Berlin/Essen.

Ein Betrieb, ein Tarifvertrag? Das Vorhaben der Großen Koalition, die Praxis, die bis 2010 galt und damals vom Bundesarbeitsgericht gekippt wurde, in einem Gesetz festzuschreiben, stößt auf konzentrierten Widerstand. Kleine und oft konfliktfreudige Spartengewerkschaften wie Marburger Bund, Gewerkschaft der Lokführer (GdL) und Vereinigung Cockpit wollen um ihre künftige Streikfähigkeit und damit um ihr Überleben kämpfen.
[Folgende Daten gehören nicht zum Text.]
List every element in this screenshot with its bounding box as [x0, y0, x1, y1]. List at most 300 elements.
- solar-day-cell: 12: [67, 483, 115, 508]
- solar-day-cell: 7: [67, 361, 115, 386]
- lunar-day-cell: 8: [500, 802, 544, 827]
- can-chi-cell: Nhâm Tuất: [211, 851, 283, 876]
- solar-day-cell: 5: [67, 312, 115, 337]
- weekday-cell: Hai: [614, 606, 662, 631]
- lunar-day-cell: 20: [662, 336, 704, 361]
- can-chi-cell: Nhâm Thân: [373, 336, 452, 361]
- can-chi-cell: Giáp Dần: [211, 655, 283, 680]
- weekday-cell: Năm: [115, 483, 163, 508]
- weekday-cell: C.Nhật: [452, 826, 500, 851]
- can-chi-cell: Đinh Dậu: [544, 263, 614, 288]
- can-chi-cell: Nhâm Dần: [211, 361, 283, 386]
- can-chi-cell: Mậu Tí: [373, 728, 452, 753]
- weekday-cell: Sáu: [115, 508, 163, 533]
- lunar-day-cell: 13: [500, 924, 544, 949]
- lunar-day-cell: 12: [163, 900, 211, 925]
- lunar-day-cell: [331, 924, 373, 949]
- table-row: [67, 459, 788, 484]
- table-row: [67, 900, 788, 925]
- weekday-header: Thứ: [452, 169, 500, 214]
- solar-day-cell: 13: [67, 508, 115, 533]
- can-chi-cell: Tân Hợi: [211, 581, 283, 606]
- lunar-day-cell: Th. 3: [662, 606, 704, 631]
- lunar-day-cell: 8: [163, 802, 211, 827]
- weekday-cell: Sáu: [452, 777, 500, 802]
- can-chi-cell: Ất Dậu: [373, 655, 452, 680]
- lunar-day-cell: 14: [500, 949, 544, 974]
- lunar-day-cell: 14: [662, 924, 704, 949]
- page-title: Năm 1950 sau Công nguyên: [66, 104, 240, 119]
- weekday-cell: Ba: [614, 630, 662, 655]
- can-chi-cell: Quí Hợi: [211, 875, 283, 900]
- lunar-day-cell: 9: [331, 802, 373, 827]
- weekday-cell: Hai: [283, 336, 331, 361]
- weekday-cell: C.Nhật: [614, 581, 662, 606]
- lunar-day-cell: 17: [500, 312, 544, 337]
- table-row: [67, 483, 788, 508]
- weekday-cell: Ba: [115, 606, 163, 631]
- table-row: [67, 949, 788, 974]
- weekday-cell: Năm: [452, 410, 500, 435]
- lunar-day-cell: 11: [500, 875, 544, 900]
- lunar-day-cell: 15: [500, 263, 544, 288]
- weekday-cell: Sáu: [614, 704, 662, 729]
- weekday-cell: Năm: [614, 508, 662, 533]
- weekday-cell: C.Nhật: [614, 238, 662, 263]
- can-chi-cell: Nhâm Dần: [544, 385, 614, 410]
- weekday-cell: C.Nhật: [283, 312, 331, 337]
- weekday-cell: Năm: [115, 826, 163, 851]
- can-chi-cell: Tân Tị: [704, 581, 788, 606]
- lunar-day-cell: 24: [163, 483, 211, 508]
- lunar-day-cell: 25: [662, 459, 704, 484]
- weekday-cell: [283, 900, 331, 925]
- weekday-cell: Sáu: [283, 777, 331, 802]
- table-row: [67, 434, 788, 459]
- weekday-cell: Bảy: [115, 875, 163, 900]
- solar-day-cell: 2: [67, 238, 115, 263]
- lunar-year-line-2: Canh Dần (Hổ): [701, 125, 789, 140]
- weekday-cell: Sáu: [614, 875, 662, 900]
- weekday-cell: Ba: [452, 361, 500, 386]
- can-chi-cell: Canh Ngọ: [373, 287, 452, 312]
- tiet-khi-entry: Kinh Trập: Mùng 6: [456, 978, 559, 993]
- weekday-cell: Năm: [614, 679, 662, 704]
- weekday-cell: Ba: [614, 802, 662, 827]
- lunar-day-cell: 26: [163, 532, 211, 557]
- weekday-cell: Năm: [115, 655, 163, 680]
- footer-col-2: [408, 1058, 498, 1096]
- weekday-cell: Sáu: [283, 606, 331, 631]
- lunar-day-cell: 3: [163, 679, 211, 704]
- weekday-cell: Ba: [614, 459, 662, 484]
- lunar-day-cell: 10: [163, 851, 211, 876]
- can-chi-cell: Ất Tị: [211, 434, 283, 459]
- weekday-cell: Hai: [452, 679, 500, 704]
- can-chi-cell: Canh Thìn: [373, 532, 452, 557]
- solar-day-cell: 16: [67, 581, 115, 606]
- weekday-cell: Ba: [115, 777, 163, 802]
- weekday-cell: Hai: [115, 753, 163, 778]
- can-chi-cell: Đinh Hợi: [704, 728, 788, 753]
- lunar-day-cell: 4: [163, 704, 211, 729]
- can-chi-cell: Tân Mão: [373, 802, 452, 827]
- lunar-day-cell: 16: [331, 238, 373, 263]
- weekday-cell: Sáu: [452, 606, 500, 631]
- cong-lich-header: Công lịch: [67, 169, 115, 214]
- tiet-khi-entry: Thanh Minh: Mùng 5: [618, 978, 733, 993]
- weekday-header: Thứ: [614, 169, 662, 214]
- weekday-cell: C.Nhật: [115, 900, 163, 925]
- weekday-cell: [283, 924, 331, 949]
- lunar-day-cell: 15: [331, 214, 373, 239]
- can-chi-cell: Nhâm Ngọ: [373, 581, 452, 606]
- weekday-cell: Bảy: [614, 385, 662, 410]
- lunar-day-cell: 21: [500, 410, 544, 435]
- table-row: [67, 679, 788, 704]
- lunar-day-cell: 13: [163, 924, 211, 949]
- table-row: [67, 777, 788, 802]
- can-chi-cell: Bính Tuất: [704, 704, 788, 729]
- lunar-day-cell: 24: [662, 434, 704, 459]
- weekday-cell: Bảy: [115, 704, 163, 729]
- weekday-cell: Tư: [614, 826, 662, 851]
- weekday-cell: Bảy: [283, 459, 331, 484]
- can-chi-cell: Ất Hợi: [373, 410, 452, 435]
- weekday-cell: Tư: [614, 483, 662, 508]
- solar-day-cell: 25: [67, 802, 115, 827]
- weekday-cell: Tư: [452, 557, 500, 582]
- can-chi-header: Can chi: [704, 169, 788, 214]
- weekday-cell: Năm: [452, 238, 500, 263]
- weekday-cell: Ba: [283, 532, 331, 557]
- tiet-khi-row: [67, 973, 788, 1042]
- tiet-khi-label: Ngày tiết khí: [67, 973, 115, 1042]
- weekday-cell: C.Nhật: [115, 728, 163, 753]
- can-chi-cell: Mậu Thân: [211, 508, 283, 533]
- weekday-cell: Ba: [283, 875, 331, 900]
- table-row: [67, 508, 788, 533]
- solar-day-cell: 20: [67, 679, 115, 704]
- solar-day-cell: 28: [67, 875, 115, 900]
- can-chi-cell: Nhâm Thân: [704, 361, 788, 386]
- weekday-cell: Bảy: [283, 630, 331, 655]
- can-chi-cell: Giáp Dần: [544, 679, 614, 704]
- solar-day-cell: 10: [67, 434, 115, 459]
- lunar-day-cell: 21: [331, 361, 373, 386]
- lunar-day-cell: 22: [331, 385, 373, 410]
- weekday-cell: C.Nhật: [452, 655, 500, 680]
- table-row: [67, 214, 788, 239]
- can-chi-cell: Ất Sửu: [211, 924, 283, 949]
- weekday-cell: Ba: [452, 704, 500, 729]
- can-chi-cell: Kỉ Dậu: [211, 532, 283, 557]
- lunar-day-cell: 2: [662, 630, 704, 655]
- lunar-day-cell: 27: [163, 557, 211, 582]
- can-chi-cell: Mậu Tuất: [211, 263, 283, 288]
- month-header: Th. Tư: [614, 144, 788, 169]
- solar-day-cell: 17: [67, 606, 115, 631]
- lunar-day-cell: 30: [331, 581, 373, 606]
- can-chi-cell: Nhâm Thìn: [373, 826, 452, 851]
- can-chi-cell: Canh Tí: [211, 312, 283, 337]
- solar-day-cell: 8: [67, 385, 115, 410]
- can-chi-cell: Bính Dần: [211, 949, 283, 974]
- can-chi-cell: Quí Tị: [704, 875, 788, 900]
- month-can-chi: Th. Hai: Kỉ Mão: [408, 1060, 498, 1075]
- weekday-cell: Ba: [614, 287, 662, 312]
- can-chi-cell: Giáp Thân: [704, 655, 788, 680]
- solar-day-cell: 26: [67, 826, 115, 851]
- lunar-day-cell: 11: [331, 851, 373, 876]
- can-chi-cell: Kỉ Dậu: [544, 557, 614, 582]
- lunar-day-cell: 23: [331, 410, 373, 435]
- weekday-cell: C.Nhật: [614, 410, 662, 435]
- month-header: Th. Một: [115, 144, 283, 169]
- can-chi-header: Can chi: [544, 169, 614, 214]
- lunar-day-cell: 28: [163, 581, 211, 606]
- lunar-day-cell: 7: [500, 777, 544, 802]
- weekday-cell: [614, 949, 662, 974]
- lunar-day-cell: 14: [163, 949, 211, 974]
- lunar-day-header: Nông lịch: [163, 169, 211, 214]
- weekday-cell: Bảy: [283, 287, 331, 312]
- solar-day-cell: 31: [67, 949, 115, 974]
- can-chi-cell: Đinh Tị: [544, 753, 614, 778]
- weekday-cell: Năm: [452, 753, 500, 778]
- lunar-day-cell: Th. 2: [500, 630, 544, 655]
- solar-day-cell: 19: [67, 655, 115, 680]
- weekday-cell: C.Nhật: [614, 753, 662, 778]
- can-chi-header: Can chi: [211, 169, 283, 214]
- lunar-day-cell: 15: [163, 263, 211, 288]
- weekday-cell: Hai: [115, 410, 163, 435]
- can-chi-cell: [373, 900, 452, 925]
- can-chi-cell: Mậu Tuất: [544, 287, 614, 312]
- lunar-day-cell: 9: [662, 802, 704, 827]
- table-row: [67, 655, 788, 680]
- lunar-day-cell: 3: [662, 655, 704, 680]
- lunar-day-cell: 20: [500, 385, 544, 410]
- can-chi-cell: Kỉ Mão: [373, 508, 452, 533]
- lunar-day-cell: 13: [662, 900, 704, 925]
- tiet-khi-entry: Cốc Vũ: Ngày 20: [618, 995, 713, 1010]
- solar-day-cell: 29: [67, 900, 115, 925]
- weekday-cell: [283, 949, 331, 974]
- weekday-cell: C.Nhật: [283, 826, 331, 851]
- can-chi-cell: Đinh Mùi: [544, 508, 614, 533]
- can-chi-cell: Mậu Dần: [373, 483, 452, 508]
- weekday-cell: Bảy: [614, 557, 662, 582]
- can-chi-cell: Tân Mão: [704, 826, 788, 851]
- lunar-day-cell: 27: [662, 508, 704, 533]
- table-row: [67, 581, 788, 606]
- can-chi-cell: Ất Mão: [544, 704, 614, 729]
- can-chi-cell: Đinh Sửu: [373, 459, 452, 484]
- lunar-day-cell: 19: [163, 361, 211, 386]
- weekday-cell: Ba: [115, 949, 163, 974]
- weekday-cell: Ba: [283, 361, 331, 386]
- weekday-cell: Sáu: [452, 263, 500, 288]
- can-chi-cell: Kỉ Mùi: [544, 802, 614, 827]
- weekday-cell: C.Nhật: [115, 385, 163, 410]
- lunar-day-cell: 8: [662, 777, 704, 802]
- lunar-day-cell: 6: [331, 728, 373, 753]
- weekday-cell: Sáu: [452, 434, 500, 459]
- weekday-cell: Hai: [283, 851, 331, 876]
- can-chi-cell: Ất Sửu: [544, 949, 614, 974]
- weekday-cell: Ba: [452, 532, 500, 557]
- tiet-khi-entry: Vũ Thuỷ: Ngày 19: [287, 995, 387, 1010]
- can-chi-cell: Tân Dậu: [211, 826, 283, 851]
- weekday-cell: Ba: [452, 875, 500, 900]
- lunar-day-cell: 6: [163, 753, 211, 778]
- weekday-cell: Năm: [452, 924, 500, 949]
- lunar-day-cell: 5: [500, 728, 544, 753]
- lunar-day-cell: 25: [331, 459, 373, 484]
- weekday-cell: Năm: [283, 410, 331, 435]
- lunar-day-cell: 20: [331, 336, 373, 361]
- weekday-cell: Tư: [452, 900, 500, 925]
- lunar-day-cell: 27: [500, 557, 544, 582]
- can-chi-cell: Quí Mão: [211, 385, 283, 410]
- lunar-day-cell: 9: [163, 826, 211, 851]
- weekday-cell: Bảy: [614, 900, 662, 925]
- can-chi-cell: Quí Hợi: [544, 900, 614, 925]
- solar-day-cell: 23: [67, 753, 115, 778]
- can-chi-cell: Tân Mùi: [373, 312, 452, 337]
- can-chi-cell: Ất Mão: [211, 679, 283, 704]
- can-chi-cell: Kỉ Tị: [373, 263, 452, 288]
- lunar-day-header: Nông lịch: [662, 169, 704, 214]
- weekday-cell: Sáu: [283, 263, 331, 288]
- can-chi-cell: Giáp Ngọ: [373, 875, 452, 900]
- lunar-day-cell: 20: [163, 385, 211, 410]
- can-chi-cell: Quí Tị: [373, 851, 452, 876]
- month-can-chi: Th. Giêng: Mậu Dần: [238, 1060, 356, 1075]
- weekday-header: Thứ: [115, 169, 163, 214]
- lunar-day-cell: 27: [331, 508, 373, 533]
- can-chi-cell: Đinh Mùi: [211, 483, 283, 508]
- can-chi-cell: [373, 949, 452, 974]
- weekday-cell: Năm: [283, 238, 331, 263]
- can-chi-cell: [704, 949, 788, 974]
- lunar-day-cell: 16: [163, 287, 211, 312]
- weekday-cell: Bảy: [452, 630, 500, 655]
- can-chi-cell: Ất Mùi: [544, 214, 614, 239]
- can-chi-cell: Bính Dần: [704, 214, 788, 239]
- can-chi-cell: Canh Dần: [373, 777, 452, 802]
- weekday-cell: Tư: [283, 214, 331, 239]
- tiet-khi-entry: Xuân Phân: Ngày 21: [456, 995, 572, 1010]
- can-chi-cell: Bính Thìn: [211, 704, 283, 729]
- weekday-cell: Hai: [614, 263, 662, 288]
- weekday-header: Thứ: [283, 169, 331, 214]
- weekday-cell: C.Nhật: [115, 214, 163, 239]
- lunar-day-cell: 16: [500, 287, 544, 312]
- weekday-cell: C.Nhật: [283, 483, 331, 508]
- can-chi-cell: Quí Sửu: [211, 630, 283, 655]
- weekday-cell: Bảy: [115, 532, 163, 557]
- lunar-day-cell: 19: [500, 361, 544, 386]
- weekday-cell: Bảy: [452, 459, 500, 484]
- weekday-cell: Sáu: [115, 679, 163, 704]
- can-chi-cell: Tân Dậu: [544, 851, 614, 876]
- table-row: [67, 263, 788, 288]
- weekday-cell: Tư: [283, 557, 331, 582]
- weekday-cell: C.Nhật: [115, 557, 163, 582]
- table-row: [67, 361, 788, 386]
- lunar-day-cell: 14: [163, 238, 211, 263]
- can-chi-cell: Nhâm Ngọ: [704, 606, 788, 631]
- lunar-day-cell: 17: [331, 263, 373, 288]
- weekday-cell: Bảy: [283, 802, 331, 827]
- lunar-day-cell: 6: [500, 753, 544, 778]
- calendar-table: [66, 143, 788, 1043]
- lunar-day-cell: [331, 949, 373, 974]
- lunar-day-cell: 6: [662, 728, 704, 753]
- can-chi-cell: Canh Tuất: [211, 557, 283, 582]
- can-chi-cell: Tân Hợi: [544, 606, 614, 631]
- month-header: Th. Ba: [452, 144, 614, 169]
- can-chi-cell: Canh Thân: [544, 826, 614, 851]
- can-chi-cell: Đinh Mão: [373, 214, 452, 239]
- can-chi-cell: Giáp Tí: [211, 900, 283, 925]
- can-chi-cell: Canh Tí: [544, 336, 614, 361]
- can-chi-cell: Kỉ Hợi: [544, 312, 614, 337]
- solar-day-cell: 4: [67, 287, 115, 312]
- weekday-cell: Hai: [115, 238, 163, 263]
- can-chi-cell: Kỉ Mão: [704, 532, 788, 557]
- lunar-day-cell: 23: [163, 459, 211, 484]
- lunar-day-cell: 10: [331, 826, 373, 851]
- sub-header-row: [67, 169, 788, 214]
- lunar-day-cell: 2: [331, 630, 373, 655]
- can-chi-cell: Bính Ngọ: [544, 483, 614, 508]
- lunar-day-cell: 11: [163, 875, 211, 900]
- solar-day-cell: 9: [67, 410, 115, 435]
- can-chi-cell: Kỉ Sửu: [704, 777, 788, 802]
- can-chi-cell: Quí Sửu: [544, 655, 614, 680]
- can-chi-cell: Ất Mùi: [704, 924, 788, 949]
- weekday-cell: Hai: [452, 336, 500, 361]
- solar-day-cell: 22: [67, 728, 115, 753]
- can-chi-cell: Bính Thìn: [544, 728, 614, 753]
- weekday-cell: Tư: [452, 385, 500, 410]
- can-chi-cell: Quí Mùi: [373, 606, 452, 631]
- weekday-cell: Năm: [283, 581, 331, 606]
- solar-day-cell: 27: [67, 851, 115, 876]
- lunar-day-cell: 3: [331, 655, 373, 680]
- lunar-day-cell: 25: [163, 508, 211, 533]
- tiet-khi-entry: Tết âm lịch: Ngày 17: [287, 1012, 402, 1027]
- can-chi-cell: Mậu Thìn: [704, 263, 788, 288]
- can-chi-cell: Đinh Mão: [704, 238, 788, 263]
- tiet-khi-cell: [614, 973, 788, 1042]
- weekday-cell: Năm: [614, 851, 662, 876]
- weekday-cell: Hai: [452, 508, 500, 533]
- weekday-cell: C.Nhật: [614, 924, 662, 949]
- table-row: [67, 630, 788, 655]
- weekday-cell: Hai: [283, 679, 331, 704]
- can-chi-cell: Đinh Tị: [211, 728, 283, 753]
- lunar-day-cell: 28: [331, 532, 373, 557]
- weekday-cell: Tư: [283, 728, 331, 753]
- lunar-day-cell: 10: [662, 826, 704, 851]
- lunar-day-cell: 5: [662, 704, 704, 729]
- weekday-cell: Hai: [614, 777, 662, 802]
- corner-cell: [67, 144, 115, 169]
Die Ärzteorganisation Marburger Bund kündigt gemeinsam mit dem Beamtenbund Klage beim Bundesverfassungsgericht an, sollte die Koalition ihre Pläne von der gesetzlich fixierten Tarifeinheit umsetzen.

Demo vor dem Kanzleramt

Nach dem Willen der schwarz-roten Bundesregierung soll in einem Unternehmen künftig nur noch ein Tarifvertrag zur Anwendung kommen, der dann für alle Berufsgruppen gilt — in der Realität wohl der der größten Gewerkschaft, fürchten die kleinen. Sie sprechen von einem „gesetzlich verordneten Tarifknast“ und halten das Vorhaben für Verfassungsbruch: Der Artikel 9 des Grundgesetzes garantiere die Vereinigungsfreiheit für alle Berufe. „Es ist zu erwarten, dass ein entsprechendes Gesetz vor dem Bundesverfassungsgericht keinen Bestand haben würde“, sagen Beamtenbund-Vize Willi Russ und Armin Ehl vom Marburger Bund voraus. Am „Tag der Arbeit“, dem 1. Mai, wollen sie das lautstark in einer Demonstration vor dem Bundeskanzleramt klarstellen.

Die gesetzliche Festlegung der Tarifeinheit ist Teil des Koalitionsvertrags. Sie hat nach dem jüngsten und heftig umstrittenen Piloten-Streik bei der Lufthansa noch einmal Aufwind bekommen. Berlin will das Gesetzesvorhaben schnell durchsetzen – zumal Union und SPD in Länderparlamenten, so in Bayern, entsprechende Anträge beraten. Eine Arbeitsgruppe der Ministerien stellt in der Bundeshauptstadt derzeit eine erste Machbarkeitsstudie zusammen. Sie soll abklopfen, wie ein solches Gesetz rechtlich wasserdicht werden könnte. Heute treffen die Fraktionsvorstände der Großen Koalition in Königswinter mit Arbeitgebern und dem künftigen DGB-Vorsitzenden Hoffmann zusammen, um Details vorab zu beraten.

Ob der designierte Chef des Deutschen Gewerkschaftsbundes dabei klar Position bezieht? Gerade das ist offen. Denn die großen Gewerkschaften sind in der Frage gespalten. Die IG Bergbau, Chemie, Energie will die „gewerkschaftliche Durchsetzungs- und Gestaltungsmöglichkeit“ steigern – und steht deshalb auf der Seite der Koalition. Verdi denkt anders. „Das Streikrecht ist ein Grundrecht. Deshalb lehnen wir jeden gesetzlichen Eingriff ab. Wir stehen nicht dafür zur Verfügung, Tarifverträge von Cockpit zu unterbieten“, sagt ihr Chef Frank Bsirske: „Dann würden wir uns ja zu Handlangern der Arbeitgeber machen. Es wäre absurd, wenn Verdi für Piloten Tarifverträge machen soll, die nahezu komplett in einer anderen Gewerkschaft organisiert sind.“

Auch bei der Nr. 1 der großen Gewerkschaften, der IG Metall, ist Ablehnung spürbar: „Es gibt im Moment noch viele Unwägbarkeiten für eine gesetzliche Regelung. Es darf nicht sein, dass die Politik in das Arbeitskampfrecht eingreift oder die Verfassung ändert“, sagt Tarifexperte Dirk Schumann.